The bottom line there is a “separate and not equal” policy regarding Pennsylvania public schools in which students are who disproportionately low income and persons of color receive basically half the resources expended on their education as their wealthy counterparts. Philadelphia is not alone, students with a high percentage of low income students both rural and urban face the same challenge across the state. Furthermore, Pennsylvania is not alone; school spending disparities exist in most major metropolitan areas.  Is this any different than the inequities which the Supreme Court outlawed nearly 60 years ago?

I think not.

Those of us who reside in the suburban areas ironically may have the opportunity to make a difference. I believe and hope that there are many people living outside the city (yet who routinely use the city services and enjoy the city’s benefits) who would be horrified to learn that we have returned to the days of the Jim Crow South; only the injustice is no longer relegated to the South but exists in the Philadelphia metro area. We can urge our representatives that we don’t want to live in a state or a country that treats its most economically impoverished citizens as cast-offs. Public education is a social contract that should guarantee that every student regardless of race, class, gender or geographic location is entitled to a safe, well run, academically credible school. Many students in low income communities like Philadelphia have not been able to depend on that contract. The current disparity is systemic racism and class-ism at its worst, and is no better than the Jim Crow South at its worst.

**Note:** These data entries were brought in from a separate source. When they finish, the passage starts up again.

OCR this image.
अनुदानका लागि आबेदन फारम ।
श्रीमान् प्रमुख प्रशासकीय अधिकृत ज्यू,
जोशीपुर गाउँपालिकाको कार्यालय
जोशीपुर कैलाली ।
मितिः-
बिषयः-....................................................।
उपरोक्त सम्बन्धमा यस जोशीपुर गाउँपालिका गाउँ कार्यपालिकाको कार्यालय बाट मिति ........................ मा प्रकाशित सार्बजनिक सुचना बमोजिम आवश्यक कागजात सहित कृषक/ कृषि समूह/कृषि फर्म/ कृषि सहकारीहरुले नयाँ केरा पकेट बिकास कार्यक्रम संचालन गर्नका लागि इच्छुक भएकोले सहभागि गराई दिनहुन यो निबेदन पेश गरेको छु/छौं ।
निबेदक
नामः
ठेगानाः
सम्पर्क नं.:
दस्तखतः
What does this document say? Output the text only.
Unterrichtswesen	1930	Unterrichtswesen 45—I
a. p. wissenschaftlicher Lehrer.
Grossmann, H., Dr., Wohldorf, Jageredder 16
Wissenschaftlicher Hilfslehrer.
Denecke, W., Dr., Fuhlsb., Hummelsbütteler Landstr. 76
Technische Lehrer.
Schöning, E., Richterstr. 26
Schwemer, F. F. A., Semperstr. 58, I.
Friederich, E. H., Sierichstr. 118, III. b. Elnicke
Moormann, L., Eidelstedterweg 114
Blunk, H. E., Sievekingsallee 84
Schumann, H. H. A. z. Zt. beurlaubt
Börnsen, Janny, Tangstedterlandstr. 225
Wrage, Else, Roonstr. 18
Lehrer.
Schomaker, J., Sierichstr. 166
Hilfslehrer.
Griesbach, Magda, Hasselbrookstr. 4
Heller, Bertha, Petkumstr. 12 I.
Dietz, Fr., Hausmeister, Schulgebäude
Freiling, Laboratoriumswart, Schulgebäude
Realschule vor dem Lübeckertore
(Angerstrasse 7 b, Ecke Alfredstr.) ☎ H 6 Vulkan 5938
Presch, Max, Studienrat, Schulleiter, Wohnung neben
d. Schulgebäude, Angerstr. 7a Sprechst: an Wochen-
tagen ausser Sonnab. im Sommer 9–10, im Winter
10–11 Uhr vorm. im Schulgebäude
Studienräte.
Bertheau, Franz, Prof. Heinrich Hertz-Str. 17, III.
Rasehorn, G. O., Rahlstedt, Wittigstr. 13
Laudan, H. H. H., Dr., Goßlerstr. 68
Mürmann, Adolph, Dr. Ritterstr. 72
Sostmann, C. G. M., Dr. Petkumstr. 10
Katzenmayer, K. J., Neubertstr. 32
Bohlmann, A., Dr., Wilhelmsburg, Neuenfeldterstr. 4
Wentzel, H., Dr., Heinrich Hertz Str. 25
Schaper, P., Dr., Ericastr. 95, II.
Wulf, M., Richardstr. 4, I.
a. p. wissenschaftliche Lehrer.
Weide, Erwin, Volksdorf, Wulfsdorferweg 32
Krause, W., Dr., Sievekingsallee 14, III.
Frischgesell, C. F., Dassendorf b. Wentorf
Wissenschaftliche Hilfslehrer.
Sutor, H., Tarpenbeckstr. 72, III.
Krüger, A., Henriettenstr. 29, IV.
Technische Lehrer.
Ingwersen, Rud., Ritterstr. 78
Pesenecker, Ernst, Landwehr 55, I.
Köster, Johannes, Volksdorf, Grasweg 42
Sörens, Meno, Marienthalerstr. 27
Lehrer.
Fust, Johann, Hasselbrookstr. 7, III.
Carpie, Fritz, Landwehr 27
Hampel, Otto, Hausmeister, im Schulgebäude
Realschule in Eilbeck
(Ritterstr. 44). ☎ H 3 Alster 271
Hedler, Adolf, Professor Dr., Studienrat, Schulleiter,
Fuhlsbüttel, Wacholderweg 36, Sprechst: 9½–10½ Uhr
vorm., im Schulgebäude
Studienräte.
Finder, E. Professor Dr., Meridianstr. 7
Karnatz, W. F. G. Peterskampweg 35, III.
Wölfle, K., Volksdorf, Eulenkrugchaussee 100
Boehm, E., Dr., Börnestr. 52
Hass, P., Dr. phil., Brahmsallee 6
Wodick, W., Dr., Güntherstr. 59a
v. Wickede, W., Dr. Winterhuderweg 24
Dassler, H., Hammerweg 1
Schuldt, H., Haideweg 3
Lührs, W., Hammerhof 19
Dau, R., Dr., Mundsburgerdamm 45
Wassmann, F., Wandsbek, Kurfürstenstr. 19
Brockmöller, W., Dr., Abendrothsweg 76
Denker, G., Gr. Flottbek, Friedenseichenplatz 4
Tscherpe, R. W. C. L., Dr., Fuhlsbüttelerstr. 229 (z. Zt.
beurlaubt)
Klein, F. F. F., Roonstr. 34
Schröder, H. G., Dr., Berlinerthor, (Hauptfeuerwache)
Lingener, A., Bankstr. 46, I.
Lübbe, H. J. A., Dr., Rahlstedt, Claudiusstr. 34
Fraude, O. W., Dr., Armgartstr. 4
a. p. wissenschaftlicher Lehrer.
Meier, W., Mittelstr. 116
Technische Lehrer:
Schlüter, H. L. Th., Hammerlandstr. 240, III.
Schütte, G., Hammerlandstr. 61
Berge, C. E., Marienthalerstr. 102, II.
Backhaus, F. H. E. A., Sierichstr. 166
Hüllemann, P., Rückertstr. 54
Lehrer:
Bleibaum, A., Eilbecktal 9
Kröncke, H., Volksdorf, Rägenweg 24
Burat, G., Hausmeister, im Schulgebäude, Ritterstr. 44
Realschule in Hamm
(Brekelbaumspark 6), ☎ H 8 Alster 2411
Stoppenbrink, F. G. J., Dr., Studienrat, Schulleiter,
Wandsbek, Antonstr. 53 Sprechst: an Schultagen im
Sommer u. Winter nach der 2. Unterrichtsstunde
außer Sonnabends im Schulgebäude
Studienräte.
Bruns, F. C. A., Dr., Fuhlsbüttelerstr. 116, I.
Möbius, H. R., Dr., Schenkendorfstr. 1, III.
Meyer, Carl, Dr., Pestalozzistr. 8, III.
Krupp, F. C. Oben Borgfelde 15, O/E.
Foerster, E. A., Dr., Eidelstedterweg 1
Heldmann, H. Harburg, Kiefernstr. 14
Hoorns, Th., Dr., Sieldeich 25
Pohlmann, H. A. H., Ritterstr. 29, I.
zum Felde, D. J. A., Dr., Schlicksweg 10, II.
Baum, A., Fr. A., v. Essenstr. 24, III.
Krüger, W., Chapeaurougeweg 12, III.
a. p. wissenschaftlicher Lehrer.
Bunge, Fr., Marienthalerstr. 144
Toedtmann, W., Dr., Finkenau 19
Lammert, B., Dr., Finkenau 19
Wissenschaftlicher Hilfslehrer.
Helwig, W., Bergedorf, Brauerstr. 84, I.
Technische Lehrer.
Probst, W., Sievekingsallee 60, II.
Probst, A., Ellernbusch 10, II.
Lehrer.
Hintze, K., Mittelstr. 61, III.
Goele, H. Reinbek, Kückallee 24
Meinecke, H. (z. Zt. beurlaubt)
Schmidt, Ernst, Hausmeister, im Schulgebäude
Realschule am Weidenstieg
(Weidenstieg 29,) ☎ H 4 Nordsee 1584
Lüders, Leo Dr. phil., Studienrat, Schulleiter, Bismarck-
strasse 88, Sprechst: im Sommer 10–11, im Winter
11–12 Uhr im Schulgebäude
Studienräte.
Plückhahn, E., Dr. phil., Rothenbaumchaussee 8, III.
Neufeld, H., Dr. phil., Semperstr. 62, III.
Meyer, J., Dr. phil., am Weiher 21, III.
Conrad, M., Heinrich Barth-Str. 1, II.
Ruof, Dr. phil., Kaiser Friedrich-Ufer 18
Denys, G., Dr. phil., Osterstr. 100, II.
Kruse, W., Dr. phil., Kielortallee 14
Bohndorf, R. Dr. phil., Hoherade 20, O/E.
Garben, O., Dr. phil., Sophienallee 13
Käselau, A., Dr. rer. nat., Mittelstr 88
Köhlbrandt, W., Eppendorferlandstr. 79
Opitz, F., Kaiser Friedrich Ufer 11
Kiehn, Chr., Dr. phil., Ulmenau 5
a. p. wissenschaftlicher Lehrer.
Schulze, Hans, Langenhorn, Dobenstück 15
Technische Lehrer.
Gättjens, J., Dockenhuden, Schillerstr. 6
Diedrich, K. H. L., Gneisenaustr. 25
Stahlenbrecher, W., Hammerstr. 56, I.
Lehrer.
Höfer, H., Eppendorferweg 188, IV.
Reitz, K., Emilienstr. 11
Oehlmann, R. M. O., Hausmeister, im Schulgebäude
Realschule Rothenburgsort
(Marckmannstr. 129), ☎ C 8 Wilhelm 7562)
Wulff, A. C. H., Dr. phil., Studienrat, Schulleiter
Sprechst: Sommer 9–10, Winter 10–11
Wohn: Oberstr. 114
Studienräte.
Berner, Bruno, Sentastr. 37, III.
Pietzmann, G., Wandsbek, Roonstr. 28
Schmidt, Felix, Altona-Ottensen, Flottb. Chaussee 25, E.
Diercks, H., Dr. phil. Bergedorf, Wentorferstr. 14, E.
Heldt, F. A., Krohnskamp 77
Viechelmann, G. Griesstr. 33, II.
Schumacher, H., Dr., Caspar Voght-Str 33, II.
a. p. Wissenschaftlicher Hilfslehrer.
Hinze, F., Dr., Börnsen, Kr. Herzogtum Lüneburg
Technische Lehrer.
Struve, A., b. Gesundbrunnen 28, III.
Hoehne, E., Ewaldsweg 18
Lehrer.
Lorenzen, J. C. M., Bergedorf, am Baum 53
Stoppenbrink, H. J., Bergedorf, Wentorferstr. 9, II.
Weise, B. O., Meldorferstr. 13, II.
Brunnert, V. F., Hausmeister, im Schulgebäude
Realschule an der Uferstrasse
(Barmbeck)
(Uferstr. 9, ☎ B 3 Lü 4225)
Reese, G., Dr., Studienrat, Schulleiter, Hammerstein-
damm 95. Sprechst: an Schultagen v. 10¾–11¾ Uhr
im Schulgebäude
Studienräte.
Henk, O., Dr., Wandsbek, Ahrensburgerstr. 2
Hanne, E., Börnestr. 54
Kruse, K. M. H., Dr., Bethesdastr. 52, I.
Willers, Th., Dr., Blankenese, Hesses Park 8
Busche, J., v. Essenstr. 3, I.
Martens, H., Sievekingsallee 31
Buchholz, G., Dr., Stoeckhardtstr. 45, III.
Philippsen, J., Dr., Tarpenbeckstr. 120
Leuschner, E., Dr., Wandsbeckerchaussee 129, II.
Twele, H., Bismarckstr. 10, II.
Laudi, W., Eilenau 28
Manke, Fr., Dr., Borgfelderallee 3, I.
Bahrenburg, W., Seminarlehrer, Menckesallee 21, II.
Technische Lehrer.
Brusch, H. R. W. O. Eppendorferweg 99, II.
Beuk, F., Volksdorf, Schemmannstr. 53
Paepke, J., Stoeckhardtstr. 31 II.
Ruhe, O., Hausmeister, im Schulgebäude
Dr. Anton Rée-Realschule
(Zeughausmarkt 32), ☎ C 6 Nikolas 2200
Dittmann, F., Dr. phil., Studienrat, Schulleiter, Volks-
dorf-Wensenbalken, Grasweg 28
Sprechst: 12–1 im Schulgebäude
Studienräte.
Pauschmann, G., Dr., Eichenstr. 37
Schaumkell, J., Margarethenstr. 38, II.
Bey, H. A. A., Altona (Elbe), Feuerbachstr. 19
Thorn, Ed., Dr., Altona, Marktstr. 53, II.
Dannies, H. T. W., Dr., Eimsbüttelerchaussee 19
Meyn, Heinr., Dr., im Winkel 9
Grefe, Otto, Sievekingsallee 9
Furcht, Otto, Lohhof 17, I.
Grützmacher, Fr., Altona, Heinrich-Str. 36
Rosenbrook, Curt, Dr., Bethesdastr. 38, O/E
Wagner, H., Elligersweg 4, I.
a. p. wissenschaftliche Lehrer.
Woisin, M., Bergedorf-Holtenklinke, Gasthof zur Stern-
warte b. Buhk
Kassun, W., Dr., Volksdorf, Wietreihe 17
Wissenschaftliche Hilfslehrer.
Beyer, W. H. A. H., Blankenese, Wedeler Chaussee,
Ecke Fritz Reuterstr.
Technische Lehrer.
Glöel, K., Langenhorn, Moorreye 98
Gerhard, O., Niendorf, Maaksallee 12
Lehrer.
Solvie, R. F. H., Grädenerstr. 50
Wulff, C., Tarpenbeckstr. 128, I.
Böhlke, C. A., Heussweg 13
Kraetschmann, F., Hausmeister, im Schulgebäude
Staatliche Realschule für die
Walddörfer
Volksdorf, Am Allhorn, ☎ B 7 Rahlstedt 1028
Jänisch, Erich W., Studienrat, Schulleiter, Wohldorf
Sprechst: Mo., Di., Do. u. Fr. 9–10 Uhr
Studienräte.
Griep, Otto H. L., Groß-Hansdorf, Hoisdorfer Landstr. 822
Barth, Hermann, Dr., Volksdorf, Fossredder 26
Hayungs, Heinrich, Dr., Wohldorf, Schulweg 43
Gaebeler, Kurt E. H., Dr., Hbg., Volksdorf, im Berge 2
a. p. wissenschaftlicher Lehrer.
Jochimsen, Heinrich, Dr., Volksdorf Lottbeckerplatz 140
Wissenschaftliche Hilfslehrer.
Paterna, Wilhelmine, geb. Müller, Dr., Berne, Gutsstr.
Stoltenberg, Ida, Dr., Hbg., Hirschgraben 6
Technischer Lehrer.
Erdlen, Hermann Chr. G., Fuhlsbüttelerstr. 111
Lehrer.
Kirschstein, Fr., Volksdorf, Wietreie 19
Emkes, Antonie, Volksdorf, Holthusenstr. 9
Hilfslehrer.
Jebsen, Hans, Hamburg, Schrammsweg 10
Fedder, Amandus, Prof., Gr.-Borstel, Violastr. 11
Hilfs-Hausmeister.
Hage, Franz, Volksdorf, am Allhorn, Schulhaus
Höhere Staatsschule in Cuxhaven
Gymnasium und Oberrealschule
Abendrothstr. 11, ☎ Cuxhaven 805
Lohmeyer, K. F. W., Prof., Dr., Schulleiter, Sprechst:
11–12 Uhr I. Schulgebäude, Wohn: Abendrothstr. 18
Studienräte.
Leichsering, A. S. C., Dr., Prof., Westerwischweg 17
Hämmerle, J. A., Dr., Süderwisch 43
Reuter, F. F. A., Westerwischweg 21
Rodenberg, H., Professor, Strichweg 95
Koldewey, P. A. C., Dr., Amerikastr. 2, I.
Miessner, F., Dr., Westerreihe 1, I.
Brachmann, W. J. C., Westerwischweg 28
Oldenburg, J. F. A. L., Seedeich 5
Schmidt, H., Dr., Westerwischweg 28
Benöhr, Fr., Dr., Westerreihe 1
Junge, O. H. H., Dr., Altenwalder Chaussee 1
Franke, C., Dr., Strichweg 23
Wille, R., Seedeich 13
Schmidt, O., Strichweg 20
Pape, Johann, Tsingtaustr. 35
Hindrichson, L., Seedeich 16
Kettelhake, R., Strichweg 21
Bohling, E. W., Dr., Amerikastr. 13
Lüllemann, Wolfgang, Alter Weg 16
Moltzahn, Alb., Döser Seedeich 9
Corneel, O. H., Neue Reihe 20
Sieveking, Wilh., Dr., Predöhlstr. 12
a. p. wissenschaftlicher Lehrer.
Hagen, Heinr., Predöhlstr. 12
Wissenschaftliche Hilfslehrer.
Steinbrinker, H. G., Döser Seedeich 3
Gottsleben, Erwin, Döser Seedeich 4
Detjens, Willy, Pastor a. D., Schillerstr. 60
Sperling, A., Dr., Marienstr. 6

The other day a Philadelphia middle school teacher stood up in the church I attend and expressed his anger at the injustice befalling the students in his school. When I spoke with him afterwards, he said: Half the time I feel like I am in an insane asylum and the other half I feel like I am in a prison. That is what we are preparing these kids for, if we don’t provide a decent education.  People often wonder what it was like to live during the Civil Rights era. We are living in a new Civil Rights era. The challenge we face is whether we will respond with the same kind of determination that was exhibited by those who have gone before us.